O'Malley received good reviews portraying a variety of roles in the 1949 Jean Kerr and Walter Kerr musical revue Touch and Go at the Broadhurst Theatre. However, her greatest successes on Broadway were in three musicals by Oscar Hammerstein II, beginning with the role of Grandma Taylor in the original production of Rodgers and Hammerstein's Allegro in 1947. This was followed by the role of Lilli in the 1951 revival of the Jerome Kern and Hammerstein musical Music in the Air at the Ziegfeld Theatre. Her last appearance on Broadway was portraying Sister Margaretta in the original 1959 production of The Sound of Music.

O'Malley appeared in several operas with the New York City Opera; most notably creating the role of Celeste in the world premiere of William Grant Still's Troubled Island in 1949. One of her other roles with the company was as Miss Todd in Gian Carlo Menotti's The Old Maid and the Thief in 1947. She was also a regular performer in light operas and musicals with the St. Louis Municipal Opera in the 1940s and 1950s. Her roles with that company included Aunt Em in The Wizard of Oz (1945, 1946, & 1951), Greta in The Great Waltz (1946 and 1956), the title role in Roberta (1954), Mother Grieg in Song of Norway (1954), and Aurelia Popoff in The Chocolate Soldier (1956). She also performed in two seasons at the Memphis Open Air Theatre; performing the roles of Katisha in The Mikado (1949), Aurelia Popoff in The Chocolate Soldier (1949), Clotilde in The New Moon (1949 and 1950), Lady Mary in The Vagabond King (1950), and Madame Dondidier in The Pink Lady (1950).

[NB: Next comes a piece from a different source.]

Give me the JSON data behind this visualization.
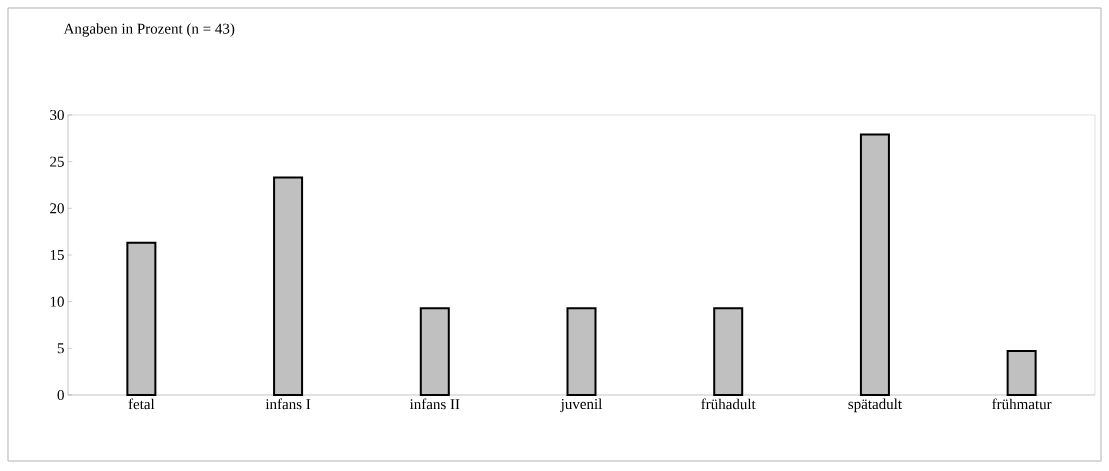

In 1957 O'Malley portrayed Dame Carruthers in a television film of Gilbert and Sullivan's The Yeomen of the Guard that was broadcast on the anthology series Hallmark Hall of Fame. The cast also included a young Barbara Cook as Elsie Maynard, Alfred Drake as Jack Point, and Celeste Holm as Phoebe Meryll. In 1962 she reprised the role of Mother Grieg in Song of Norway with the Los Angeles Civic Light Opera in a cast led by Patrice Munsel as the Countess.

She died on 21 August 1994 in Dade City, Florida.